When it comes to alcohol,
1 Just Say No
If you are Young, pregnant, planning a pregnancy, nursing, on medication, or depressed, say no. Some people are more vulnerable to the effects of drinking. The safest approach for children and young people under the age of 18 is to avoid all alcohol use.
It is best for your baby if you do not drink while pregnant or nursing. It’s also advised to avoid alcohol if you’re on any medications or recreational substances, as they might interact negatively with alcohol. Similarly, drinking when you’re depressed is not a smart idea since alcohol might make you feel worse.
2.Never drink and drive.
In most countries, driving after consuming a large amount of alcohol is illegal. However, there is no such thing as a safe level of alcohol when driving. The more beverages you consume, the more likely you are to be involved in a car accident – and that accident might include someone other than you. Instead of drinking and driving, plan your route home before you go. Decide who will be the ‘designated driver’ with your pals. Make sure you have enough money to take a taxi or take public transportation home.
3.Avoid drinking games and shots.
When you binge drink (drink more than four drinks in one sitting) and become inebriated, you are more likely to be wounded, put yourself in danger, disgrace yourself, or even suffer from alcohol poisoning. Avoid drinking games, shots, skolling races, and anything else that seeks to make you drunk quickly. Instead, play pool, dance, or argue about reality TV. Try everything besides keeping up with your drinking buddies.
Mixing alcohol and energy drinks might cause you to drink more. If you’ve taken any other pills or medicines, be cautious about how much you drink.
- Reduce your use of alcoholic-free beverages.
The amount of alcohol in your blood (blood alcohol concentration, or BAC) impacts how you react to alcohol. The higher your BAC, the greater the danger of injury or overdoes. Your body is only capable of processing one normal drink each hour. The greater your BAC, the quicker you drink.
To be safe, limit your consumption to one drink each hour. You may do this by consuming both non-alcoholic and alcoholic beverages, drinking water to satiate your thirst before drinking alcohol, choosing low-alcohol beverages, and sipping rather than gulping alcoholic beverages.
5.Count your drinks
It’s easy to drink more than you realize. A standard drink is a can or bottle of mid-strength beer, 100ml of wine or a 30ml shot of spirits. Drinks served in bars or restaurants often contain more than 1 standard drink.
Set yourself a drinks limit and stick to it. Avoid drinking in rounds (especially with friends who drink too much). Try to finish your drink before you start another, rather than topping up your glass.
6. Consume food before (and during) drinking sessions.
Alcohol enters the circulation via the stomach and small intestine. If you start drinking on an empty stomach, the alcohol will reach your system faster. As a result, it’s a good idea to eat before and during your first drink. Drink lots of water, avoid mixing alcohol with sugary or energy drinks, and avoid salty foods, which will make you thirsty and prone to drink more.

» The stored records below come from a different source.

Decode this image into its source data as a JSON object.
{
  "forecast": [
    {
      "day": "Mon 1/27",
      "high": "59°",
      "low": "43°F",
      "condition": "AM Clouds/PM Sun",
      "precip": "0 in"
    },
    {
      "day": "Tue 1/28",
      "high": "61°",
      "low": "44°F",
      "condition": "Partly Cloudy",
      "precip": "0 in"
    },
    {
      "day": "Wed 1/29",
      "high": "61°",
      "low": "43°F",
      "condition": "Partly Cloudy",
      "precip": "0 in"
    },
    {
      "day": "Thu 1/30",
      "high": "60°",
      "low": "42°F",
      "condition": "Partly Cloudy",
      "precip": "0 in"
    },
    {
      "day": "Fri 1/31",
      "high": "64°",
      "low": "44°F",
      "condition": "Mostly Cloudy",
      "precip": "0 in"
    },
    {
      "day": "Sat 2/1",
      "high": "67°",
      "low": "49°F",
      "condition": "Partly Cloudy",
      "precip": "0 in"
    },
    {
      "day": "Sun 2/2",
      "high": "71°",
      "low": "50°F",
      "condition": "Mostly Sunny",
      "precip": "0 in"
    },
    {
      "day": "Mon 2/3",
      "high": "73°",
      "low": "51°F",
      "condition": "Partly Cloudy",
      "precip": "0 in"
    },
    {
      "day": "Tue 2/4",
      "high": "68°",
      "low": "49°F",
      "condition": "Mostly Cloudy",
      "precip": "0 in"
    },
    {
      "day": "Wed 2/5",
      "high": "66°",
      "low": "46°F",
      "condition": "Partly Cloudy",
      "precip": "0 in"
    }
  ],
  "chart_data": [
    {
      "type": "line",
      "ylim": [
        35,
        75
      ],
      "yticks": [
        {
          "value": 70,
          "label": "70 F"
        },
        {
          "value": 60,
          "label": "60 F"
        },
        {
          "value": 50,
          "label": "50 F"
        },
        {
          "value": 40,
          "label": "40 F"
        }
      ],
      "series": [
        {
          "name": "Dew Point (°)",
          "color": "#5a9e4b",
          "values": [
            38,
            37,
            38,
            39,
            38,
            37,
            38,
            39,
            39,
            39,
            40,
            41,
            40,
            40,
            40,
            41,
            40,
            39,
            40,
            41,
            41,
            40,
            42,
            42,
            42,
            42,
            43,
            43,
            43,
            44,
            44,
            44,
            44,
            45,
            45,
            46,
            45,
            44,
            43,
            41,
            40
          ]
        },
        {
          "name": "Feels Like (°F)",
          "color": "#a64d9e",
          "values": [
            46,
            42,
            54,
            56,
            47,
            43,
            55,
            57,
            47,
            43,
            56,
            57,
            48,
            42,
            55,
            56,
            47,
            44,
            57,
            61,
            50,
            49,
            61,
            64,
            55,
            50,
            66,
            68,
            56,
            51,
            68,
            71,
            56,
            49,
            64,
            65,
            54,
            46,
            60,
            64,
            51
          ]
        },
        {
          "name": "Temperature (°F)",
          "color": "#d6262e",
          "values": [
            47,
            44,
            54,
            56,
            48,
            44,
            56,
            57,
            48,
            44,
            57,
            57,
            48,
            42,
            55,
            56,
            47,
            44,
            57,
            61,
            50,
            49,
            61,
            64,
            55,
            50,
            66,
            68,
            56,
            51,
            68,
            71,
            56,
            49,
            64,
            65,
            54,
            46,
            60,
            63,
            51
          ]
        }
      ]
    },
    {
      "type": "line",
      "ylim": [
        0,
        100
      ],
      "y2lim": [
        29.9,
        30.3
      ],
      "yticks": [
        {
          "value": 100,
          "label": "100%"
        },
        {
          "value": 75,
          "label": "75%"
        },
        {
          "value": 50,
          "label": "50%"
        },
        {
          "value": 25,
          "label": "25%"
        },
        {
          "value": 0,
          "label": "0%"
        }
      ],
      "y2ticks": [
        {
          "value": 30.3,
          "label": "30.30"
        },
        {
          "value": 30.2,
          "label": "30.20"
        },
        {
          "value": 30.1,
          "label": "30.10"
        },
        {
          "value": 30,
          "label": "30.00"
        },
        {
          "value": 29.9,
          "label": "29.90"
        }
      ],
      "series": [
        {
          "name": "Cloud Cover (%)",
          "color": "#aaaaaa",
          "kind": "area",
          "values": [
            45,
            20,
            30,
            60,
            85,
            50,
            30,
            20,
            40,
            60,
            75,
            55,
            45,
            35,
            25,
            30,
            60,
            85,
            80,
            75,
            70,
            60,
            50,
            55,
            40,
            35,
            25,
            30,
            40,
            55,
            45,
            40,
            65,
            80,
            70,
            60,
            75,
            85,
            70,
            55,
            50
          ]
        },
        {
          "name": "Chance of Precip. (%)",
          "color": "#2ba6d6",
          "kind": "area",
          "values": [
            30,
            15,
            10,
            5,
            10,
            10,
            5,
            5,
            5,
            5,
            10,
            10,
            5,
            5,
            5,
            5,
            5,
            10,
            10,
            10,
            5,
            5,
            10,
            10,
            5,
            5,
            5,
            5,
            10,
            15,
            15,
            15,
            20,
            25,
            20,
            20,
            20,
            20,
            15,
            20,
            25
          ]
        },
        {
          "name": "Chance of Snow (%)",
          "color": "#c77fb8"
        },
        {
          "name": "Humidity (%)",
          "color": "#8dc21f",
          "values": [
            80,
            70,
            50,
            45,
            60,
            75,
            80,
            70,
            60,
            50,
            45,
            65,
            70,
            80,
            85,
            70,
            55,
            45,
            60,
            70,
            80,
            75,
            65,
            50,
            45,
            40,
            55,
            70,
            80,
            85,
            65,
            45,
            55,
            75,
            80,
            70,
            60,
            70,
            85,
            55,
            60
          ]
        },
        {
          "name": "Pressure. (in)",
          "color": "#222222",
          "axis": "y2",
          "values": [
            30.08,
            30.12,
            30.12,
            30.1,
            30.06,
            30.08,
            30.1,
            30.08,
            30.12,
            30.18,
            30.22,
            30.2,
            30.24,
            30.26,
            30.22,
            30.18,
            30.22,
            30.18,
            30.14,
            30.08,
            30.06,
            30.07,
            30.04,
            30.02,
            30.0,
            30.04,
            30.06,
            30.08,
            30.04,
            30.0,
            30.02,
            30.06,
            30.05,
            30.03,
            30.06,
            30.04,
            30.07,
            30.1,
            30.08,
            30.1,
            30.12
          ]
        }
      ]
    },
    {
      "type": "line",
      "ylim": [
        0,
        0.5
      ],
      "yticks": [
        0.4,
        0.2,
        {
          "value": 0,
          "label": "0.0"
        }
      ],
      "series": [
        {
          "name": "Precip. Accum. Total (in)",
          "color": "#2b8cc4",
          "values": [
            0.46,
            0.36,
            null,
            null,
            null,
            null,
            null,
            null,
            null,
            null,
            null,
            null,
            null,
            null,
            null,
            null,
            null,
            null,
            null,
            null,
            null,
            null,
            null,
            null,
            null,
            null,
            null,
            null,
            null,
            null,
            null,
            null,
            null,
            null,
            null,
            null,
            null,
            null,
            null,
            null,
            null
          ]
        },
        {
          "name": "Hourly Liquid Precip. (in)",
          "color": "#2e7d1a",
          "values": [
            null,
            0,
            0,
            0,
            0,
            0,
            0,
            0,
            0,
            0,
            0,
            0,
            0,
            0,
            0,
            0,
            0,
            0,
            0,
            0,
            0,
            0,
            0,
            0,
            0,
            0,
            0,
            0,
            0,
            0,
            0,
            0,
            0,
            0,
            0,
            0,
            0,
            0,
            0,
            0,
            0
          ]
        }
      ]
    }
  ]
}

7.Know how much alcohol you are drinking and how much you should be drinking.
Drinking may be part of a healthy lifestyle if you understand as much as you can about the effects of alcohol on the body and follow the Australian Guidelines. To reduce the lifetime risk of damage from alcohol-related disease or injury, healthy persons should consume no more than 10 standard drinks per week, and no more than 4 standard drinks on any given day.
Drinking more than your daily limit might raise your chance of an accident, injury, or hangover. Drinking excessively on a regular basis raises your chances of having a long-term chronic ailment such as heart disease, cancer, liver disease, mental illness, or brain damage.